Teen activist Greta Thunberg took her climate change fight to the US Congress, imploring the nation's lawmakers - several of whom are global warming sceptics - to "take real action" to avert environmental disaster.
The 16-year-old Swede was joined by other campaigners who said looming uncertainty caused by inaction over climate change has led younger generations to question the intentions of today's political leaders.
Thunberg arrived last week in Washington, where she has maintained a busy schedule: demonstrating in front of the White House, meeting indigenous leaders from South America and gathering on the US Supreme Court steps with children suing the government for climate inaction.
On Monday, she sat down with former president Barack Obama, and also received an Amnesty International award.
In Wednesday's appearance before a joint hearing of two House committees, her message was humble but blunt.
"I don't want you to listen to me, I want you to listen to the scientists," she said in a soft voice, noting that she wanted her opening testimony to be a 2018 United Nations report, which called for limiting global warming to 1.5°C.
"I want you to then unite behind the science - and then I want you to take real action."
Congress has been all but paralysed on a path forward to mitigate climate change in recent years.
US President Donald Trump has openly questioned the effects of a changing climate, and his Republican administration has rolled back several Obama-era regulations that were aimed at reducing industrial pollution, cleaning US waterways and protecting federal lands.

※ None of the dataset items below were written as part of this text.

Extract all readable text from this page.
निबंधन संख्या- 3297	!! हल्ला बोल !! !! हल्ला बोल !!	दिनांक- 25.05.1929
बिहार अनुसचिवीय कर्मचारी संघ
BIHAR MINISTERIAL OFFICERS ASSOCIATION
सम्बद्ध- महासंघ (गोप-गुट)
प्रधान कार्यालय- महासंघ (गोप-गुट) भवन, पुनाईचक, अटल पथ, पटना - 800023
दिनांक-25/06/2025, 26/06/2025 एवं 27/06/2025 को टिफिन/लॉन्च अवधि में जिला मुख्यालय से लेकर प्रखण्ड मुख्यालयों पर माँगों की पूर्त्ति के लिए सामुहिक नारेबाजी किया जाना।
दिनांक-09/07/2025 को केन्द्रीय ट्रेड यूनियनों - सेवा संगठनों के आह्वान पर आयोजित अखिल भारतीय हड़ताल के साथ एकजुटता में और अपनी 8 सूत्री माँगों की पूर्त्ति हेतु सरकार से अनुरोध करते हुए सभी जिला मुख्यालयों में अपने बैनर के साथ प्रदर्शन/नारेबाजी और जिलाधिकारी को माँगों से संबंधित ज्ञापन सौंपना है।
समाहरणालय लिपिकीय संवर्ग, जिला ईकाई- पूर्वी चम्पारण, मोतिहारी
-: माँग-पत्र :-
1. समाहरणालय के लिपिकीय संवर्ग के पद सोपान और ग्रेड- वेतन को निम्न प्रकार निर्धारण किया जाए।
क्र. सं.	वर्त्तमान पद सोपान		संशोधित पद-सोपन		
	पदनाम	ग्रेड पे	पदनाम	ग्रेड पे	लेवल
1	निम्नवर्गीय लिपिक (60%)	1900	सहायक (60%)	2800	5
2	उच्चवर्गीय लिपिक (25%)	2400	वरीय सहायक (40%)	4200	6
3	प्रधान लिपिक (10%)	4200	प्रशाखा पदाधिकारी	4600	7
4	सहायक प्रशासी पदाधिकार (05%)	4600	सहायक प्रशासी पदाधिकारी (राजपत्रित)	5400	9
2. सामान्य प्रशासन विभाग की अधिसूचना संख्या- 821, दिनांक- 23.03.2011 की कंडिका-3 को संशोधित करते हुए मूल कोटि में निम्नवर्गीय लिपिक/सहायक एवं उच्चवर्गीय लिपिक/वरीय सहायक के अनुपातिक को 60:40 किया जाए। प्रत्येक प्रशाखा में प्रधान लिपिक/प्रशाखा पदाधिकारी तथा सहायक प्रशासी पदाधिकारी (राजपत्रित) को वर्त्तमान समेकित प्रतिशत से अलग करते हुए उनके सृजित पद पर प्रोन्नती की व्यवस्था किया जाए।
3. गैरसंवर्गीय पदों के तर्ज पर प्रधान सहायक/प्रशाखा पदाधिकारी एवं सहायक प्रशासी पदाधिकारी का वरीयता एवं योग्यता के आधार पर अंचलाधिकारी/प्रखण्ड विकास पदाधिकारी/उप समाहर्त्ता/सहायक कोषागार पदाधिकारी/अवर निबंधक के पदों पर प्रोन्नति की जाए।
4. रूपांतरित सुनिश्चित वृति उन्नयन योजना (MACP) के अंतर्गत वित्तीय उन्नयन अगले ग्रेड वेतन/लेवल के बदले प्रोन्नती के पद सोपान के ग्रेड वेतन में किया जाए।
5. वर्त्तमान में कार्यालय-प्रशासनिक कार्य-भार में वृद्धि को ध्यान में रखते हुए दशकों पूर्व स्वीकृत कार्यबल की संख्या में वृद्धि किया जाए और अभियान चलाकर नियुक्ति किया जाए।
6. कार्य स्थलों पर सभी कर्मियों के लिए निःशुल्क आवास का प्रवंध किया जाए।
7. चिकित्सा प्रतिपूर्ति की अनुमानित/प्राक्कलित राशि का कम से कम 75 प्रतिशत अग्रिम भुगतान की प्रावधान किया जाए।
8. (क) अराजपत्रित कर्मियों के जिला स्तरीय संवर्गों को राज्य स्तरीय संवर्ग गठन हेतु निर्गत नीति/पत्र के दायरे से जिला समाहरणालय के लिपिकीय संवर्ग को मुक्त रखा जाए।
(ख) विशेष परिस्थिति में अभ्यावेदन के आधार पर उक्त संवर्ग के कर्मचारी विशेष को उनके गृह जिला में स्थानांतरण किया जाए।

While congressman Garret Graves acknowledged that "aggressive action" is needed, he said it was critical to make "sure we're moving forward based on facts".
He and other Republicans also stressed that the world's second-largest economy, China, must take dramatic steps to stem its own emissions.
Beijing was given an "inappropriate" pass in the Paris climate accord because it allows China to have a 50% increase in its emissions by 2030, even as the US is limiting its emissions, Graves said.
The Trump administration abandoned the Paris accord in 2017.
Seventeen-year-old Jamie Margolin, co-founder of the group This Is Zero Hour, accused US lawmakers of being in bed with corporate interests including the fossil fuel industry.
Young advocates before Congress "pleading for a livable earth should not fill you with pride - it should fill you with shame", she said.
Lawmakers have spent countless hours with lobbyists for corporations that are "making millions of dollars off of the destruction of my generation's future", she added.
Margolis also told lawmakers they had no excuse not to do everything in their power to help stop climate change, for their children's sakes.
"Can you really look them in the eye and say 'No, sorry, I couldn't do anything because that country over there didn't do anything?'" she boomed. "That is shameful and that is cowardly."
House Democrats like Foreign Affairs Committee chairman Eliot Engel applauded Thunberg and her fellow activists, saying lawmakers "owe it to them to do what we can now to make sure that the world is saved".
But he also noted that "there are so many" in Congress who still deny the climate science.
Benji Backer, a 21-year-old conservative blogger and climate activist who testified, had a message for conservative lawmakers: "the climate is changing," and they must embrace "reasonable" approaches to addressing it.
He also offered Trump a message: "Climate science is real, it's not a hoax."
"I urge you to accept climate change for what it is, and to act accordingly," Backer said.
Greta burst to prominence when she upbraided delegates at the World Economic Forum in Switzerland early this year for their inaction on climate change.
On Wednesday US lawmakers sought her wisdom on how to inspire young people to get involved in the fight.
"Just tell them the truth" about the science, and the perils of climate change, Thunberg said.
"We need to inform them, and start treating this crisis like the existential emergency it is," she added. "Then I think people will understand and want to do something about it."